After a few summer internships — inlcuding one back at NBCUniversal, though in the general counsel's office — she landed a great job at a top law firm's Palo Alto, California, office. She's now a litigation associate at the Palo Alto, California, office of Skadden, Arps, Slate, Meagher & Flom LLP and Affiliates, a top international firm based in New York City.

That's an impressive resume to say the least. His brother hasn't done too much bragging, but Hasan has mentioned his sister in his stand-up acts and his stage show, The Homecoming King. The two didn't know each other as young children: His family was here in the States when he was born in San Francisco, but then his mom went back to India, where she had his sister.
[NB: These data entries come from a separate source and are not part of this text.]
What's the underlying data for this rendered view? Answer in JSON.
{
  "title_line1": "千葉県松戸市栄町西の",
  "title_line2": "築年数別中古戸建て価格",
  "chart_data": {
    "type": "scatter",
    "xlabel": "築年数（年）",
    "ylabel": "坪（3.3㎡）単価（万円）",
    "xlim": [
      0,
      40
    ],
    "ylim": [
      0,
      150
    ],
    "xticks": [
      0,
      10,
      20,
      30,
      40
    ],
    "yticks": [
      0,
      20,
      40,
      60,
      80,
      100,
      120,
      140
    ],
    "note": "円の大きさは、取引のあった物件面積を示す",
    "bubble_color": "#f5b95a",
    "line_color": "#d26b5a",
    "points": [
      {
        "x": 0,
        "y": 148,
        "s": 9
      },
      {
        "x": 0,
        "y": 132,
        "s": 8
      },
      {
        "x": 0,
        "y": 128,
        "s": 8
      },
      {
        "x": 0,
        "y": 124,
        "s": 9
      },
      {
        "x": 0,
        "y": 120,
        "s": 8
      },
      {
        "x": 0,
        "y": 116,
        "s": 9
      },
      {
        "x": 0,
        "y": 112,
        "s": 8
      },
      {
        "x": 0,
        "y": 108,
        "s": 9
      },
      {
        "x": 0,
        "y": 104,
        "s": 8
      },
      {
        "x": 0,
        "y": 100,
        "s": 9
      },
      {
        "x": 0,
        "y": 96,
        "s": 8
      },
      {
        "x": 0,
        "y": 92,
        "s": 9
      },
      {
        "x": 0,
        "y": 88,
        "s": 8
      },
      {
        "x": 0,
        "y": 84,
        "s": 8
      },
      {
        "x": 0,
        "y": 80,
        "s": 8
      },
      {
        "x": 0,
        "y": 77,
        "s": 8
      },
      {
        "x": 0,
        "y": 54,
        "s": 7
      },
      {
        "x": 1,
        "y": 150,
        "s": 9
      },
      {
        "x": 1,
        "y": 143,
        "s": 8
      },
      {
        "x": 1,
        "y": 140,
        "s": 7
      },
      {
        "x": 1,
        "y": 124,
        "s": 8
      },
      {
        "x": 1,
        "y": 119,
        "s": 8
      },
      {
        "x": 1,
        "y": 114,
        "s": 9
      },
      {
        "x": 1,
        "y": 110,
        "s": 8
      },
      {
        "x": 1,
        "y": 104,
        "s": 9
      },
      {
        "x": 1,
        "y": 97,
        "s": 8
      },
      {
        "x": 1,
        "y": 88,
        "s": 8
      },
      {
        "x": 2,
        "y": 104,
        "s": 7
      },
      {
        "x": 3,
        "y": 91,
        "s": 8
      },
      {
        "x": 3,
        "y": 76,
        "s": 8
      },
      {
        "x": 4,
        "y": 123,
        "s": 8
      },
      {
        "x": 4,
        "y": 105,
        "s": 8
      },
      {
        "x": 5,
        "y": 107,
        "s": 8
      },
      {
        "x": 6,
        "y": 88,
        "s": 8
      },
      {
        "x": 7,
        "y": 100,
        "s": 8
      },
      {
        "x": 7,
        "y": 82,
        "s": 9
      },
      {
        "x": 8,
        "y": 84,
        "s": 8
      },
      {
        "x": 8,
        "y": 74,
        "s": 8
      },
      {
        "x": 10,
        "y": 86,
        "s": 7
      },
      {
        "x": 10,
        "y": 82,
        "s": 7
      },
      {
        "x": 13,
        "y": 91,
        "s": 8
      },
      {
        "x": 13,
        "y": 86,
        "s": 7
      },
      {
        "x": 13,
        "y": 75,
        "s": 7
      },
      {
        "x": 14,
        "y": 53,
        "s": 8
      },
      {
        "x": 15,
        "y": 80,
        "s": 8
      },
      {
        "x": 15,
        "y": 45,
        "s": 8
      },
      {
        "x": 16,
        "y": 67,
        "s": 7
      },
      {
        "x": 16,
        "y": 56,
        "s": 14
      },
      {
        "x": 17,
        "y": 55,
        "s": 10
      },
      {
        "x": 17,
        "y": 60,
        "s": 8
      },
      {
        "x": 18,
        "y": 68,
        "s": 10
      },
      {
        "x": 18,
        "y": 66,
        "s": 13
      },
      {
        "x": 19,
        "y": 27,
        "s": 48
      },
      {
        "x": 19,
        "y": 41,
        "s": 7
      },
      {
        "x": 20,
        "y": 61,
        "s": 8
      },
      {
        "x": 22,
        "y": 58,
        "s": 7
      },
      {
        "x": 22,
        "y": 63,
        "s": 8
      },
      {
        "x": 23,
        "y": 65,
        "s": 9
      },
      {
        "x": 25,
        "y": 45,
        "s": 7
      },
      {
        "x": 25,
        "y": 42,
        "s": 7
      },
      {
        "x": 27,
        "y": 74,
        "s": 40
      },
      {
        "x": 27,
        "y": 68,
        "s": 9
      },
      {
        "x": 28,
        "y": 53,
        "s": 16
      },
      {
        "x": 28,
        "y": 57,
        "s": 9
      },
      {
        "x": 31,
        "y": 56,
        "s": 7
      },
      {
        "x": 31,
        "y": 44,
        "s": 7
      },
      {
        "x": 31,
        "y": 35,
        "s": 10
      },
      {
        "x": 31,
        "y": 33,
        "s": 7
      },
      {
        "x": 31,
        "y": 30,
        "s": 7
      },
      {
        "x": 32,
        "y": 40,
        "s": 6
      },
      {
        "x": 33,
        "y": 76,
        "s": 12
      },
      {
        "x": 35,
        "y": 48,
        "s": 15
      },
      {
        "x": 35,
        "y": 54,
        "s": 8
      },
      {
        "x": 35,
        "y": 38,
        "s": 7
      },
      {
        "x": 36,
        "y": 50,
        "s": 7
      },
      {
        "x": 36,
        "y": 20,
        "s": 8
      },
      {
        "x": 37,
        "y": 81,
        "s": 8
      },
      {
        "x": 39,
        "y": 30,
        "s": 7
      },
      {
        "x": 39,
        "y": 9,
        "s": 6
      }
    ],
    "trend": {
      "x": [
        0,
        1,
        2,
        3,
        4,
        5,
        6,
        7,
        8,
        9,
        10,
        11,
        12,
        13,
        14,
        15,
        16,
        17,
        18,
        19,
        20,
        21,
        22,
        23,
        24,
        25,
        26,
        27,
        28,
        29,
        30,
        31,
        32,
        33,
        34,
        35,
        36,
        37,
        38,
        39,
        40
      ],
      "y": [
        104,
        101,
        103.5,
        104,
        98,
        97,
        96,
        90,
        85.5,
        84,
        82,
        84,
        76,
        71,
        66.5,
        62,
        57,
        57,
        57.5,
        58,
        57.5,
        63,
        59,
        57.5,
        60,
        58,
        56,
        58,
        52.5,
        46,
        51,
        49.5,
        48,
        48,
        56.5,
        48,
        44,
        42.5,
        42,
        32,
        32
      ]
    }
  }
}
He tells how it was meeting her on Stand Up Planet, saying that his parents came to the United States and have him, but then they can't bring his mom back over because of immigration issues. "So [my dad] is going back and forth and then he knocks up my mom, and I have a sister but they don't tell me about her," he says. So he met her when he was 8. "They brought her over, and when they brought her over, they sat me down in one room and she was in another room. They brought her in like it was Maury for immigrants."

He keeps joking that his dad had a paternity-like card but for sibling status announcing, "Hasan, you are the brother!" It sounds like it might have been an awkward first meeting, but ultimately both have found successful positions — one telling jokes and one arguing cases in court. An impressive pair of siblings.

Correction: An earlier version of this article noted incorrectly that the Minhaj siblings had grown up separately due to immigration issues.